Philanthropists can get "the biggest bang for their (charitable) bucks" in the current economic recession by helping with these three basic needs, according to High Impact Philanthropy in the Downturn: Focus on Housing, Health & Hunger. The Center's guide indicates a dollar value on the aid that will, for example, help feed a family ($50 a week), prevent a family from losing its house ($300), or deliver health care to a newly uninsured person ($600). It also estimates how much more it would cost society if such aid were not to materialize now, arguing, for example that billions would be saved by greater investment in community health centers, avoiding more costly hospital- or ER-based care.
The Center's work was informed by direct interviews, site visits, academic research, data from nonprofits, and statistics on the nation's economy. The goal is to provide independent, practical advice. To this end, the guide includes examples of nonprofits working in these three areas, and follows on a preliminary "Action Agenda" the Center had released in April.
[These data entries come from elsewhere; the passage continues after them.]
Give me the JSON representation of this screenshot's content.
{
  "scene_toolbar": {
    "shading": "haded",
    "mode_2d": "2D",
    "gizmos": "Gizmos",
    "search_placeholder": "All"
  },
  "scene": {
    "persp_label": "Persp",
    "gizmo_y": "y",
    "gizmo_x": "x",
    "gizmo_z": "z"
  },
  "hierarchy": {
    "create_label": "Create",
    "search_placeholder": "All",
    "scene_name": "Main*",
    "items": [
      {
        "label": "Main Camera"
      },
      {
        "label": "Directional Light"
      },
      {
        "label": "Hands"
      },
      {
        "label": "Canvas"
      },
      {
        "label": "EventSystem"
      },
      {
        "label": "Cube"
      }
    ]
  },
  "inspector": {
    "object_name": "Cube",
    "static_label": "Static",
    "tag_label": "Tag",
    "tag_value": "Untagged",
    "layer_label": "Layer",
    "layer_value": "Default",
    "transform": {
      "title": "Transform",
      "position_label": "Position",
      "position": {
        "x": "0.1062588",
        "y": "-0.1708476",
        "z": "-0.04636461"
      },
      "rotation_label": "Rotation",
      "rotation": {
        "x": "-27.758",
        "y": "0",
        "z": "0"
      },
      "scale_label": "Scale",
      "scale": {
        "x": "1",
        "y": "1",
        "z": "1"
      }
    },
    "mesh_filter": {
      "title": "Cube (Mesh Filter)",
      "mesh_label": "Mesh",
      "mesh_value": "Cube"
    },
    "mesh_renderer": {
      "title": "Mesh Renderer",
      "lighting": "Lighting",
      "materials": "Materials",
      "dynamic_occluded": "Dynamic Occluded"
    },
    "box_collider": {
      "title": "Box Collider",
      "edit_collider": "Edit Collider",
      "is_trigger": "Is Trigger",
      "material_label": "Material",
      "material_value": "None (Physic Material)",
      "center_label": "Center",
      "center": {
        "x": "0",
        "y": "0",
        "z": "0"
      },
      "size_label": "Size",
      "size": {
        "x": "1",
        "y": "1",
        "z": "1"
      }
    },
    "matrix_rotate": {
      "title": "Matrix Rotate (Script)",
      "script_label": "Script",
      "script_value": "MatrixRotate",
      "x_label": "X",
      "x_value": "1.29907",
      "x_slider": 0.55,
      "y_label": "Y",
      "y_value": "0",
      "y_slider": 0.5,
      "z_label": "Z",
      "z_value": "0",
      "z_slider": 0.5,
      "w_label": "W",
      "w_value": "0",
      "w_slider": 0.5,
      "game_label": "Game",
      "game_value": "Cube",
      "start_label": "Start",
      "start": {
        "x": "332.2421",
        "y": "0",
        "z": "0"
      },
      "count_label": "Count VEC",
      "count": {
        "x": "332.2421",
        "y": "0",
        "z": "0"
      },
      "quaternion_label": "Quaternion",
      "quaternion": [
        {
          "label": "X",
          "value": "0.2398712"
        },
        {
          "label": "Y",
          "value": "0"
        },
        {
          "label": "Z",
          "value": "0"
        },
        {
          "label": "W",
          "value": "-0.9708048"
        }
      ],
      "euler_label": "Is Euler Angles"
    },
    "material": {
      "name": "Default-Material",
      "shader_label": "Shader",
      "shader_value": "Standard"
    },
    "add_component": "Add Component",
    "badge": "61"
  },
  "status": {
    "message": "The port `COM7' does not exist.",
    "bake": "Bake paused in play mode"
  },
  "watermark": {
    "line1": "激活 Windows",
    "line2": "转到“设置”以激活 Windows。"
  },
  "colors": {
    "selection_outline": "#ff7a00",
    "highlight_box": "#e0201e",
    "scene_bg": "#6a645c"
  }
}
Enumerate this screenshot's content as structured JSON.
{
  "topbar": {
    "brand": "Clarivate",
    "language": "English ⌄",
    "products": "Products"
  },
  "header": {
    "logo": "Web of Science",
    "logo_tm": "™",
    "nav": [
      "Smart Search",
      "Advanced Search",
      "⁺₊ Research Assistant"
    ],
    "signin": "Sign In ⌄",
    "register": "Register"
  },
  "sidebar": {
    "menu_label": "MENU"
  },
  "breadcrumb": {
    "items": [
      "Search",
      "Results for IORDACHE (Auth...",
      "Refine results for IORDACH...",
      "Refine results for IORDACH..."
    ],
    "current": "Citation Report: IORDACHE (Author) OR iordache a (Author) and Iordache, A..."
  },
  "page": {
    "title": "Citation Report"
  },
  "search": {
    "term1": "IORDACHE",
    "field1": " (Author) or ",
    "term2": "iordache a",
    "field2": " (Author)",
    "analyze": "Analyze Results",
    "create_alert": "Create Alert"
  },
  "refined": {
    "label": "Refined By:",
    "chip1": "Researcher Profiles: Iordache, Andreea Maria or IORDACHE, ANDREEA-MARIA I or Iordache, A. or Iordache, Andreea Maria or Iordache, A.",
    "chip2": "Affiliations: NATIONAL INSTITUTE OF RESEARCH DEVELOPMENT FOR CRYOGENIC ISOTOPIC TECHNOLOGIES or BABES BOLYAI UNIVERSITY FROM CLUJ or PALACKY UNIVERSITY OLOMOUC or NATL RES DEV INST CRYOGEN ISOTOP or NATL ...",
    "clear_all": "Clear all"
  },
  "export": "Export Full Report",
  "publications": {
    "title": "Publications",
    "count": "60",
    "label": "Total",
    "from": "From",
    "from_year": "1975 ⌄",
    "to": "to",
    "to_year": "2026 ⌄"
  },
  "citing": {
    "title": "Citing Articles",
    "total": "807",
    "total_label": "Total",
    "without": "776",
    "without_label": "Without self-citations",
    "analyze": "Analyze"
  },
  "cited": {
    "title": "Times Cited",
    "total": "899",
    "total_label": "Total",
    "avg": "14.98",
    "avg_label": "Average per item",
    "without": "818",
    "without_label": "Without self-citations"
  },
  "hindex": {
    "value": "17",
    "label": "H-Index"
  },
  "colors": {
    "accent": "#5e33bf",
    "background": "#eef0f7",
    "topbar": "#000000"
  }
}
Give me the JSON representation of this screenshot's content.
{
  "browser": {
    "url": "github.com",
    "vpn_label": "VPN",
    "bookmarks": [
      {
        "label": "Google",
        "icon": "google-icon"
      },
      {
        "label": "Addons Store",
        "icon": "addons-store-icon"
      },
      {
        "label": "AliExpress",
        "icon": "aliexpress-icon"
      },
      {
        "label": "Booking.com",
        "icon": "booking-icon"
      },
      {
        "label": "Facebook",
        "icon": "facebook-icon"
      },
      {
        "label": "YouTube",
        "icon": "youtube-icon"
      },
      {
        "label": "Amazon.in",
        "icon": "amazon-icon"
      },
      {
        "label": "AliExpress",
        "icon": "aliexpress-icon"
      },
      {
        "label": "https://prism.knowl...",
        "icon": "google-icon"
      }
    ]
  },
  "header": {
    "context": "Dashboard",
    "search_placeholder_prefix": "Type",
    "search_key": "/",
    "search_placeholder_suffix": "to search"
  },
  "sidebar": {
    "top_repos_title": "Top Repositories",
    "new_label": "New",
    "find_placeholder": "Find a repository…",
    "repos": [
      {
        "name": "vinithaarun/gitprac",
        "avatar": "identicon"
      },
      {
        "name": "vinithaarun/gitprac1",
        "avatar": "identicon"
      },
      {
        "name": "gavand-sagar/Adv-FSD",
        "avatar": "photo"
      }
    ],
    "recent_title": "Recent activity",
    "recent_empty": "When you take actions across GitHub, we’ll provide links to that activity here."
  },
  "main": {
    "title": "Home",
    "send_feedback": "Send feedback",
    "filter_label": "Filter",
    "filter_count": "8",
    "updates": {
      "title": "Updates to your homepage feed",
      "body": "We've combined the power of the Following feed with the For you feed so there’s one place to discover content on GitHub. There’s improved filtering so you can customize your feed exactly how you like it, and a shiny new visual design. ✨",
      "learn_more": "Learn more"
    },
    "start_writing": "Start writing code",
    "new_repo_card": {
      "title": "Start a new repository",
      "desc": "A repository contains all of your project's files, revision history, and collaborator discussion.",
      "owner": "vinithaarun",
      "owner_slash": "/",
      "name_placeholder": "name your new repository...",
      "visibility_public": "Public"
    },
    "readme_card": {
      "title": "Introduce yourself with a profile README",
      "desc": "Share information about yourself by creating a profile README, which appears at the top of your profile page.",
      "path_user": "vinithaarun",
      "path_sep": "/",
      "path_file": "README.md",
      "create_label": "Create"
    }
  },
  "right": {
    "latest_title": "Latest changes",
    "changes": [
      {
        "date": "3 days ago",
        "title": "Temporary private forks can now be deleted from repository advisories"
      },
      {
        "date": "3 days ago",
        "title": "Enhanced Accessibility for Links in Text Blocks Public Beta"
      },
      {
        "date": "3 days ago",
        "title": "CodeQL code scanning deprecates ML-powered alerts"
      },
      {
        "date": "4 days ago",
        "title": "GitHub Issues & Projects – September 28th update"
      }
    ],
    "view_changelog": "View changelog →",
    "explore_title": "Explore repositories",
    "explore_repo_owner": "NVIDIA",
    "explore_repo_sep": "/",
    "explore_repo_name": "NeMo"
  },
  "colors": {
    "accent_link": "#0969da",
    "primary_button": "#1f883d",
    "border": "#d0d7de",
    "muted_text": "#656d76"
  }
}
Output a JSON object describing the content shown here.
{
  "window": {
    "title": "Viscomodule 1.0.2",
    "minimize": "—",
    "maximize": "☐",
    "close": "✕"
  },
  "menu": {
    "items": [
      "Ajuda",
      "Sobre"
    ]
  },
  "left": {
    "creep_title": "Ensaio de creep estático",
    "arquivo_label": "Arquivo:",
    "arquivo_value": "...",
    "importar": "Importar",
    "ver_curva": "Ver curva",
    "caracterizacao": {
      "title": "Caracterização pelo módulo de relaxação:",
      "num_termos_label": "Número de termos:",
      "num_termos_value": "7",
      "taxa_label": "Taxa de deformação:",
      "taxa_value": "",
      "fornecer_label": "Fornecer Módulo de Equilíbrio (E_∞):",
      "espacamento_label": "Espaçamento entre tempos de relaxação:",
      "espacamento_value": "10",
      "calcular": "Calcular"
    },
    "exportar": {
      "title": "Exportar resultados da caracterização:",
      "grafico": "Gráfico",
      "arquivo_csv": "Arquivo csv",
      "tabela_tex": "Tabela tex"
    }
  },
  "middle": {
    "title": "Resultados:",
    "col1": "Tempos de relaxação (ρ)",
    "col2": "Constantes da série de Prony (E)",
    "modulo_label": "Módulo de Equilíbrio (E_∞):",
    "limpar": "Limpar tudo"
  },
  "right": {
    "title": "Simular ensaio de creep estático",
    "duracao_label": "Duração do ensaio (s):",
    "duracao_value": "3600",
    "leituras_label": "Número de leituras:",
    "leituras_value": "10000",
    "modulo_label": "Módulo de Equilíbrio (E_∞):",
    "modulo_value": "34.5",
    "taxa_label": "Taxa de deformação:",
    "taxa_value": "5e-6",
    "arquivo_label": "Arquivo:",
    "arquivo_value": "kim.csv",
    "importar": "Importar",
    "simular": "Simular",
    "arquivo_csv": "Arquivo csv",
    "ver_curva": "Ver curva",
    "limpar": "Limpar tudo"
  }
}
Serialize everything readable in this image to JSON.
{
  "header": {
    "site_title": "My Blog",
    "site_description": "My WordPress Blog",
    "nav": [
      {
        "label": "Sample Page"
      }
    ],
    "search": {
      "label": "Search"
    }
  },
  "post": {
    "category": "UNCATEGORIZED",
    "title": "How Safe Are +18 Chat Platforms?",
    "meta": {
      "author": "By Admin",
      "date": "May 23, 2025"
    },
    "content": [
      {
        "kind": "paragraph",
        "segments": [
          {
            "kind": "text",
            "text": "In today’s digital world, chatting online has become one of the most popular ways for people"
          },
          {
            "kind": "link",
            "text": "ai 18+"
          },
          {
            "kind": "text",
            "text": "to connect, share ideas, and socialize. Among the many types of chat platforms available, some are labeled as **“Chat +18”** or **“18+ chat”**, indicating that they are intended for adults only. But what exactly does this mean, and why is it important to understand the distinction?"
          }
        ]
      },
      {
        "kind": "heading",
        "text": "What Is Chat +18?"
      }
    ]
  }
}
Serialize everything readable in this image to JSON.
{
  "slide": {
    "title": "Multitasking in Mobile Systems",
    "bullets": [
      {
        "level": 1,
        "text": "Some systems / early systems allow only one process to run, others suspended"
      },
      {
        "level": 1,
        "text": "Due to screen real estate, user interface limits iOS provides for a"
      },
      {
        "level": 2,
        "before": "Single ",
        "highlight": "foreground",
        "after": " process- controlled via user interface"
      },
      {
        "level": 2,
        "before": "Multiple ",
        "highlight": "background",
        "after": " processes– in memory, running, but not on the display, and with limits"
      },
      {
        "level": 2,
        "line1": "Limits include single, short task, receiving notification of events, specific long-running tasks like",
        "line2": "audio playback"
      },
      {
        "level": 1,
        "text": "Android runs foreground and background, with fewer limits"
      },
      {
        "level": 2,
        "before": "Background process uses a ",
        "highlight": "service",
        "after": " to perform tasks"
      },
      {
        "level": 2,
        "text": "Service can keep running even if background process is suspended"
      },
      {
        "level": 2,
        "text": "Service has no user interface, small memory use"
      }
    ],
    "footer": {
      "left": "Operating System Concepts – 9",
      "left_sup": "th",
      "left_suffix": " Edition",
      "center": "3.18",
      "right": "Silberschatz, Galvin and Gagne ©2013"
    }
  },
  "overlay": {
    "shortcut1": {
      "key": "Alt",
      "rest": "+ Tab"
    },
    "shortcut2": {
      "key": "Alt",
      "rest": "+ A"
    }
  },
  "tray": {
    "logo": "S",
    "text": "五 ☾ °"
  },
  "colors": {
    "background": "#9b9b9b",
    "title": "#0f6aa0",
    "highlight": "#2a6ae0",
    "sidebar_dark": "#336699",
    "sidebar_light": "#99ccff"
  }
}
With sustained strategic philanthropy, donors seek to address the underlying causes of poverty, and to find sustainable ways of ensuring that each person can reach his or her potential. The Global Philanthropy Forum focuses its agenda on these long term solutions worldwide. In these times of extraordinary need here at home, there is an opportunity to leverage increased government investments. And, the Center would argue that the time to act is now.